In this example, it is worth noting that the probability of observing a certain state (after the apples have been sorted) is not equal across all state. Assuming we have an impartial sorter (who has a 50% chance of putting a given apple into the first bucket and a 50% chance into the second bucket), we would intuitively expect to see a relatively equal number of apples in each bucket compared to, say, all of the apples in one of the buckets. However, that does not mean that having all of the apples in one of the buckets would be impossible - it would just be relatively improbable.

===Why should horses care about ensembles?===

Why does the ensemble matter in this case study? Suppose, for example, that you could not see inside of the buckets and that you were relying upon the bucket contents for a particular purpose - for example, feeding two horses from the two different buckets, which you repeated every day for a number of years. Sure, some days one horse would get slightly more food than the other, but from our knowledge that the ensemble is dominated by a 50/50 split of apples between the buckets, we can be relatively confident that both horses will be well fed.

==Ensembles and Eterna==

But enough of the horseplay - let us discuss how ensembles are important in Eterna. One key concept is that any structure you see in Eterna is only going to exist some of the time in real life.
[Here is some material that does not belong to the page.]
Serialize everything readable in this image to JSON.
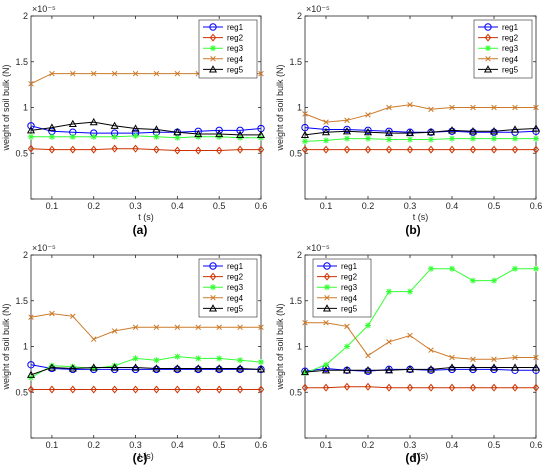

If you could somehow observe a single RNA molecule over time, it would constantly be shifting between all of the different states in the ensemble.

Even though the RNA molecule would be constantly shifting, it would be spending a higher proportion of its time in low-energy states. The natural mode structure (which is the minimum free energy structure) in Eterna is the specific state predicted to be the lowest energy, so it is the single state that we would expect to see the most. However, this does not necessarily imply that we observe this state even a majority of the time - the specific probabilities involved would depend on the relative energies of the different states.

===Importance in Eterna===

Why does the ensemble matter in Eterna? Suppose you are designing an RNA to match a target structure. A strategy that focuses on minimizing the energy of the target structure may not necessarily be the best strategy. Sometimes there is an RNA structure that we are trying to avoid. If so, it is very important to keep the entire ensemble in mind instead of just the target structure, as we want to increase the probability of the target structure while keeping the probability of the undesired structure low.